On nights and weekends, when not involved with his wife and three children, the 48-year-old long-time Sandlin resident often can be found telling stories of Texas history and World War II in words and pictures. With his 17th book coming out in November following the spring release of the companion book for the 10-hour History Channel mini-series Texas Rising, it’s been more a labor of love than just labor.
“I think 1 percent of 1 percent make a living at this and the rest of us have day jobs,” said Moore while attending a security trade show in California. “It’s a hobby. In the back of your mind you always hope it will take off. You hope for that one big hit that makes you a bunch of money. But so far that hasn’t happened.”
The only exception has been Texas Rising, which aired to mixed reviews in May and June. It allowed Moore to hang around The Alamo in San Antonio with some of the stars who depicted, not entirely factually, the state’s fight for independence from Mexico and the early days of the Texas Rangers.
Writing comes naturally to Moore, who studied advertising, marketing, and journalism at Stephen F. Austin State University. Rather than go into the challenging lifestyle and low pay of newspapers, he opted for the advertising agency route in his native Houston, Charlotte, N.C., and Dallas, before taking his current job in marketing.
“I always was interested in writing,” he said. “I used to write stories and fiction. As I got older I got more into history. I always read World War II stories when I was a kid.
“Later in life I worked for the school newspaper and things like that. But I didn’t want to go the newspaper route so I thought I’d write my own books and see how that went. I basically pick topics that interest me and have fun with it.”
His first book, which came out in 1996, was about a World War II carrier squadron and written in collaboration with SFA professor Bob Gruebel and Confederate Air Force historian Bill Shinneman.
Seven of Moore’s books relate to World War II focusing on submarine service in the Pacific War. That includes The Battle for Hell’s Island due out in November. It’s a continuation of his Pacific Payback that come out last year.
His Texas history series is divided into two sections – Savage Frontier (four books on the early Texas Rangers and Texas Indian Wars) and other Texas history (three).

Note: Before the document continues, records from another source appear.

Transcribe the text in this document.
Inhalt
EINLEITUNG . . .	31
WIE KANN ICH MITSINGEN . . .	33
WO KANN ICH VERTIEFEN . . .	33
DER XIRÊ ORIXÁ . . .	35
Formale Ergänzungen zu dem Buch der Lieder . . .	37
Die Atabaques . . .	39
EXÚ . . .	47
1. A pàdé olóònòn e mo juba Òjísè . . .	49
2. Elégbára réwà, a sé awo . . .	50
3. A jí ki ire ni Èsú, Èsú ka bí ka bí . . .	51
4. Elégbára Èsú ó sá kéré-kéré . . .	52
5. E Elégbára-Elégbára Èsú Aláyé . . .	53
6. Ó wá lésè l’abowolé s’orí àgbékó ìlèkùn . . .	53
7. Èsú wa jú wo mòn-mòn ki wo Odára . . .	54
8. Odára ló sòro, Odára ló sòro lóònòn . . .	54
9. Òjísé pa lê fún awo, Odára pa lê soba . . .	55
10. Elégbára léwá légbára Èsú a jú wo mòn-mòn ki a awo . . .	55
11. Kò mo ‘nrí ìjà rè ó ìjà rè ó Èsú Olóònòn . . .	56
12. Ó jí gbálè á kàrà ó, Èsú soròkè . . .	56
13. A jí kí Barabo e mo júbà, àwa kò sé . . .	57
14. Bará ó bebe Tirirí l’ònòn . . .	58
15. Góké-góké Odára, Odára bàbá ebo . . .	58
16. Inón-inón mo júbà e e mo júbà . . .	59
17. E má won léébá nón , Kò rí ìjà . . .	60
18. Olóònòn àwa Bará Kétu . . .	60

His other two books fall within the relic hunting/metal detecting realm.
Moore will be one of the featured authors at the 2015 Texas Book Festival on the grounds and inside of the state capitol in Austin where he’ll be part of an Oct. 18 panel discussion on Texas Rising.
“I’m looking forward to going back again,” said Moore, whose only other appearance at the festival started by former Texas and U.S. First Lady Laura Bush was more than a decade ago. “I’ll get to see a few friends and meet some historians.”
Following that, Moore will continue work on a book on Special Forces in Vietnam and another on 11 soldiers who escaped from a Japanese prisoner camp near the end of World War II.
In between, he’ll hang out with wife Cindy; daughter Kristen, a freshman at Sam Houston State University; daughter Emily, a senior at Denton Guyer; and son Jacob, a fifth-grade at E.P. Rayzor Elementary School.
“My son is the only kid who has lived in the same house,” he said. “When the girls were little, we moved around to a lot of different houses.
“I think if we had to move again, we’d stay in Lantana. We have friends there. We have neighborhood pools, trails, and everywhere else. It’s just a great place.”